I think that generous deadline I set myself, once a month, is partly at fault. It pushed it too far onto the back burner. the broken burner at the back of the stove. I often think of things to blog and without a set time maybe I'll do it. Once a week at least. That way it is part of your conciousness, part of your life. Like the class in writing fiction I am taking at our fledgling local university. It is a credit course that I am auditing - but taking it seriously. I got my BA in Fine Arts in 2000 and considered doing a masters at UBC this fall but it's really expensive, I'm writing genre fiction at the moment so thought it would be overkill, and was told by friends and family (all with degrees or some even professors themselves) that I don't need it. Maybe if I was 23, with no life experience... but at my second Saturn return I am far from that tender age. So I signed up for this course in the hopes of finding a writing community here in small town Vancouver Island. I have found a few people, the whole class are all potentially good, or just plain good, writers. and a few are even my age, not that that matters. And the class is really fun, gettin out of my office and into the world.

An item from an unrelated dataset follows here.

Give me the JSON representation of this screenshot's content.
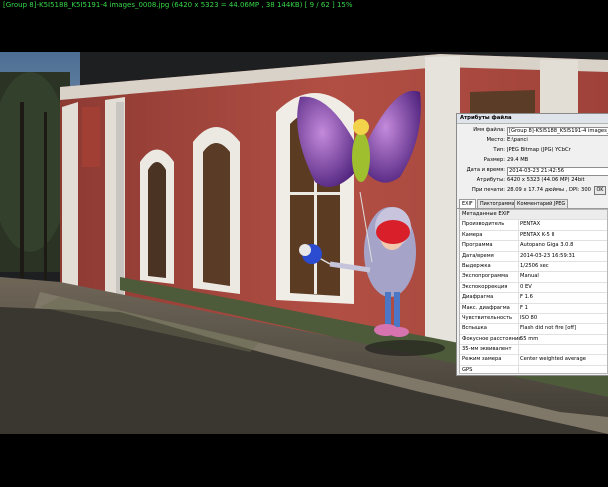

One thing it has me doing is writing short stories, something I never have mastered, or even really tried. I am finding it is great for fleshing out characters and tightening up my style. I was working furiously on editing my Fortune Bay (read: Honeymoon Bay) story, Summer of Fortune, and decided to write my short story assignment on a minor but important character, the ghost, Aunt Augusta. Now, she lives in the cabin and always has, but she never has a POV in the story. So I wrote the short story mostly from her point of view and found it so exciting I might write a prologue from her POV for all three books set in the cabin, to tie them together. I think this is a technique I will use again.
But about that isolation thing. I just read in the latest issue of Wrioters (I like that typo!) Digest that arrived yesterday more about how important social networking is. Yes it takes time, but it is part of doing business these days, networking, finding out what's going on and how other writers and agents and publishers are handling it all. Time to get with the flow, actually post something on my face book page and try to find out why people I respect say it is so useful. Time to invest the time in myself and my career. Bite the bullet and write out there.
This was not what I was going to blog about today, I was going to write about my experience at the Surrey International Writers Conference in Vancouver last weekend, but this is obviously what is on my mind, and I promise myself I will write that this week.